Combine flour, sugar and butter (and spice if you add it) in a bowl and mix until crumbly. (Could it get any easier? I think not!)

Putting it all together:
Take the wonderfully steeped apple filling and put it in the waiting pie dish, then sprinkle the crumble evenly over the top of the filling, making sure all apples are covered. Pop into a warm oven (400 degrees F, 200 degrees C) and bake for 45-55 minutes.
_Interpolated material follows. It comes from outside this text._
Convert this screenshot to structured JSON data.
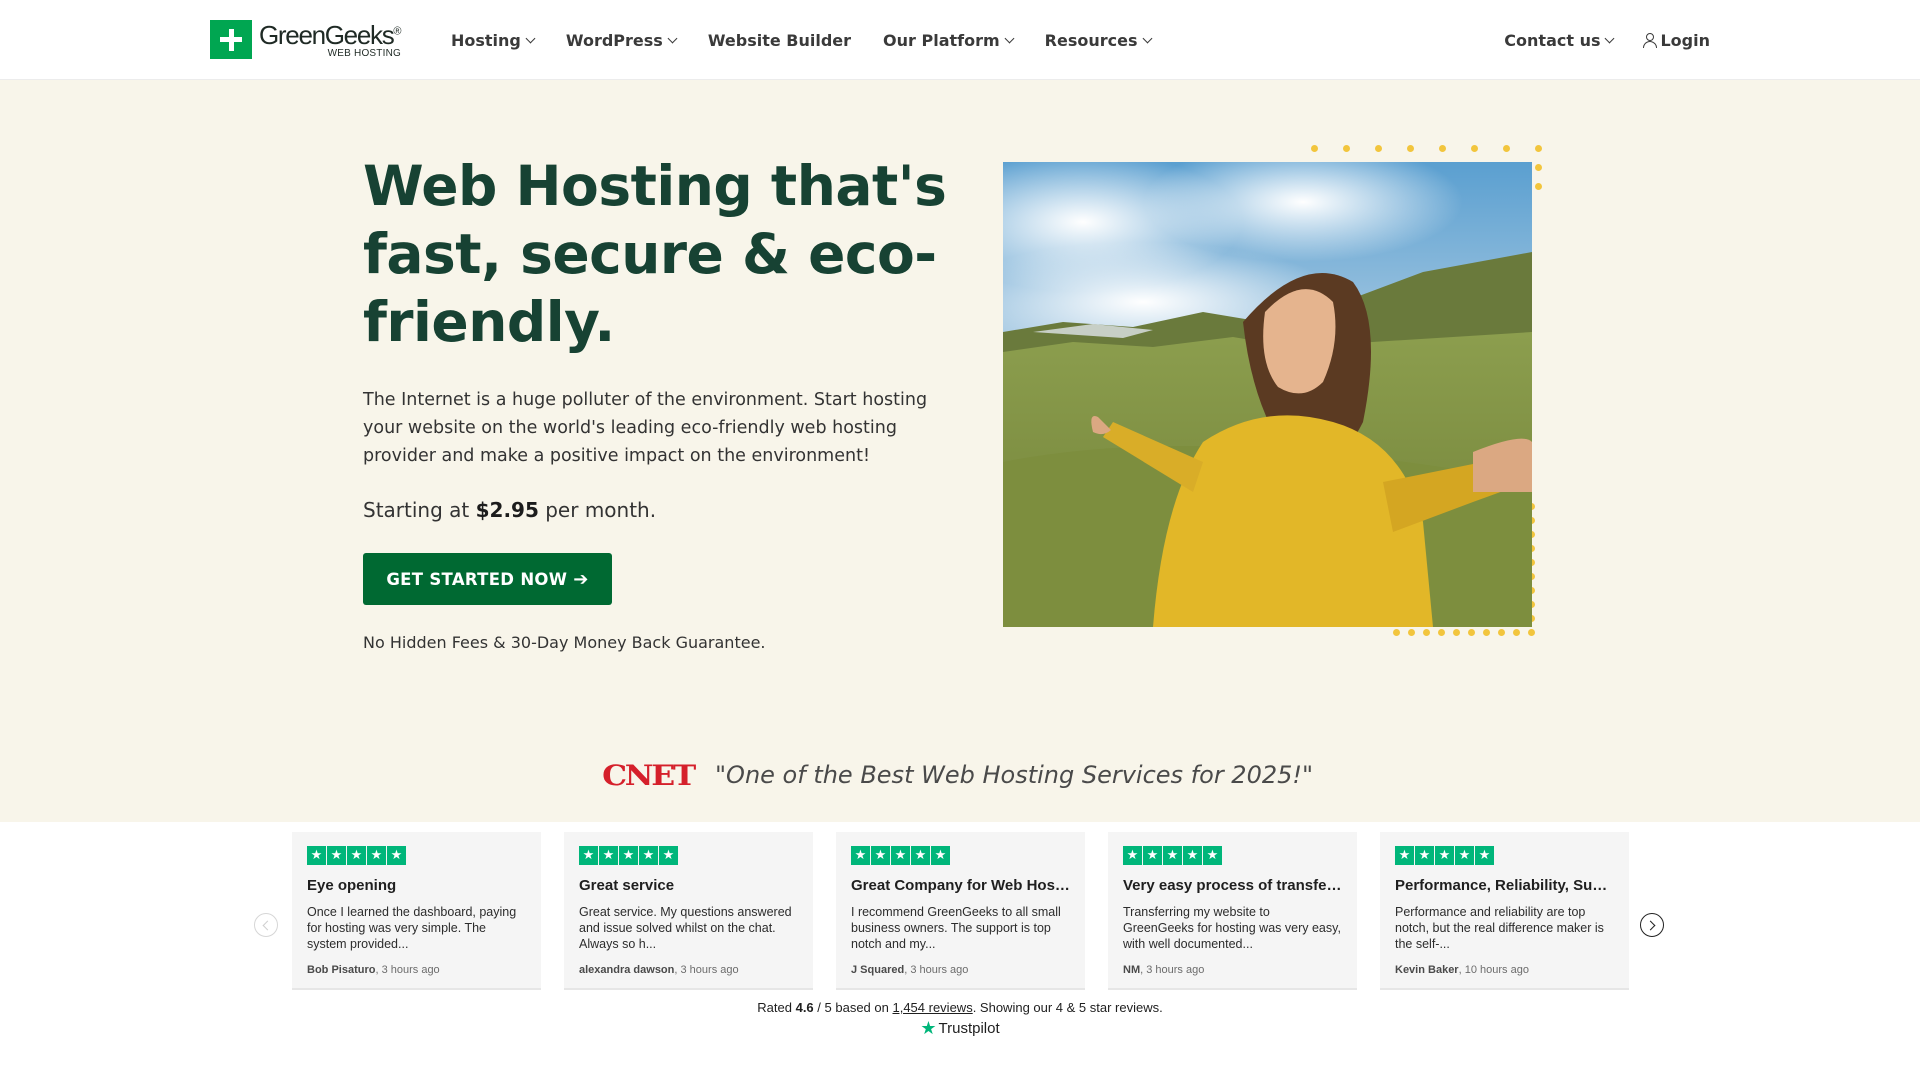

Remove and let cool at least a bit, serve alone or with homemade vanilla ice cream, sharp cheddar cheese, or your favorite side dish for apple pie.



PS:  Whenever a recipe says ‘tart cooking apples’ I am really clueless. Yes, Granny Smiths are the quintessential pie apple, but would others work? We found out with our most recent baking, as we had a big bunch of Dansk-raised Discovery apples that we’d ordered from our greengrocer a couple of weeks back. They were a bit too tart for my taste, as well as too grainy in texture (I prefer Gala, Fuji or JonahGold apples for eating myself, love the crispness), but I didn’t want them to go to waste. So a few slices and dices later, and they became pie. I was a bit worried that they would be too soft, but the DH absolutely LOVED them because of that very fact. They were so wonderfully soft and gooey, I think he prefers them over the Granny Smiths, at least for baking. Just a tip, if you were curious like I was. They worked like a charm in the pie, perfect flavor, good texture, I highly recommend them as a fallback apple for pies.